Benim Kızım Sürtük mü?

O kız çocuğunun annesi ve babası olarak bizler de boş durmuyoruz. Günde en az 10 saat çalışıyor, kazandığımız parayı yine kendi ülkemizde sadece kira elektrik su ve temel gıdalara yetirebiliyoruz

HİCRAN AYDOĞDU
Gencecik çocuklar 31 Mayıs akşamı gözaltına alındılar. 21 yaşındaki, elinde basın kartı olan kızım da onların içindeydi. 2 yıldır üniversite öğrencisi. Son bir yıldır hem bir basın kuruluşunda asgari ücretle günde en az 6 – 7 saat  çalışıp hem okula gidiyor. Yine aynı kız çocuğu kendi ülkesinde ev bulamadığı için sırtında çanta her gün bir başka arkadaşında kalıyor. Sürtmek bu ise evet sürtüyor! Elinde çanta her gün en az 2 toplu taşım aracı kullanarak o gün nerede kalacaksa, oraya taşınıyor.
O kız çocuğunun annesi ve babası olarak bizler de boş durmuyoruz. Günde en az 10 saat çalışıyor, kazandığımız parayı yine kendi ülkemizde sadece kira elektrik su ve temel gıdalara yetirebiliyoruz. O kız çocuğu okul bitince iş bulabilecek mi? Bulsa, aldığı para bir kadın olarak tek başına ayakta durabilmesine yetecek mi, belli değil. Ana dili gibi konuştuğu İngilizce ufak da olsa bir fark yaratacak mı, o da belli değil. Kendi ülkesinde yabancılar cirit atarken, ülkesinin ürettiği eriği almaya parası yetecek mi belli değil.

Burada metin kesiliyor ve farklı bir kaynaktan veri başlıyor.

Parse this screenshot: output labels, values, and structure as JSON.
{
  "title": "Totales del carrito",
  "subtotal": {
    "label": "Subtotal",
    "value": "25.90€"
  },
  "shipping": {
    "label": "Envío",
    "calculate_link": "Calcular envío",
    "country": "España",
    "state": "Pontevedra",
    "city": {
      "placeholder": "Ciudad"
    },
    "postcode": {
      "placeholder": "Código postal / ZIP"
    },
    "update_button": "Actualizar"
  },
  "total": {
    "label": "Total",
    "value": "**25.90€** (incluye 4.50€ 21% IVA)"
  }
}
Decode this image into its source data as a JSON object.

Gençtir bu vizyonunu geliştirmesi gerek, okuyacağı kitaba, gideceği tiyatroya, konsere, sinemaya parası yetmiyorken, zengin bir koca bulup lüks hayatla, tüketim toplumuna kolayca adapte olmak varken onurlu yaşamak için hem çalışıp hem okuyan, ülkesinin sorunlarına kafa yoran bir kız çocuğu işte. Her annenin babanın gözündeki gibi, bizim için de çocuk o daha. Pırıl pırıl yüzü umutla bakan gözleri var Minicik ellerine ters kelepçe takan adamların insafında koskoca bir gece geçirdi nezarette. Sabaha kadar telefon edilmesine izin verilmedi. Sebep “Gezi olayları”…

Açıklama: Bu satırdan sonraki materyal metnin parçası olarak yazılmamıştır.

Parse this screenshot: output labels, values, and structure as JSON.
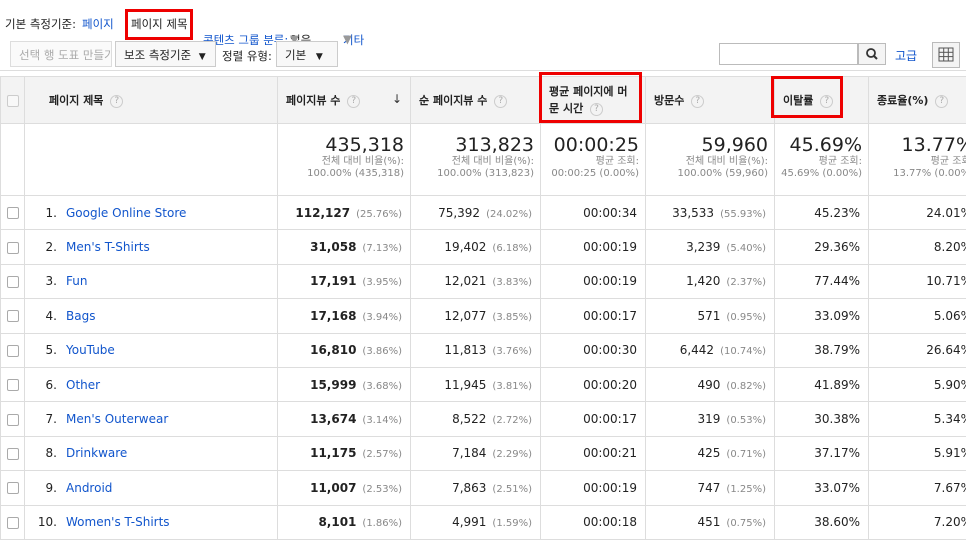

Gençlerle başlayan, kötü yönetime baskıya karşı yapılan tüm ülkeyi saran eylemin yıl dönümünü anmak istemesi. Ne verdin de ne bekliyorsun kızımdan. Biz vatansever, bayrak sever çocuklar büyüttük. Bayrağın vatanın devletin kutsallığını öğrettik. Ama düşünemedik devletin bir gün tarafsızlığını yitirebileceğini arsızın, hırsızın, sapığın tarafında olabileceğini! Zaman zaman iktidardaki insanlara güvenmesek de devletin, adaletin tarafsızlığına inanarak büyütülmüş, çocuklarımızı da öyle büyütmüştük. Oysa uyarmıştı ulu önder “memleketin dahilinde, iktidara sahip olanlar gaflet ve dalâlet ve hatta hıyanet içinde bulunabilirler. Hatta bu iktidar sahipleri şahsi menfaatlerini, müstevlilerin siyasi emelleriyle tevhit edebilirler. Millet, fakr-ü zaruret içinde harap ve bitap düşmüş olabilir” demişti. Ve sonra eklemişti: “Ey Türk istikbalinin evladı! İşte, bu ahval ve şerait içinde dahi vazifen, Türk İstiklâl ve Cumhuriyeti’ni kurtarmaktır!”
Şimdi tüm kalelerimize girildi tüm koylarımız peşkeş çekildi tüm fabrikalarımız ya kapatıldı ya satıldı. Tarım ve hayvancılık ülkesinde aç geziyoruz. Biz utanmalıyız biz. Biz kurtaramadık vatanı sülüklerden, işte budur 20 yaşındaki çocuklarımızın zoruna giden. Onlar gözaltına alınıyor.
Biz evde kara kara düşünüp fişlendi mi, geleceğine etki eder mi tekrar alırlar mı diye, endişe içinde bekliyoruz.
“Ben insan gibi yaşamak istiyorum” diyen kızıma “sürtük” demeye yeltenen varsa, bilmeli ki:
Benim kızım sürtük değil, bu ülkenin iktidarının aklı bulanık.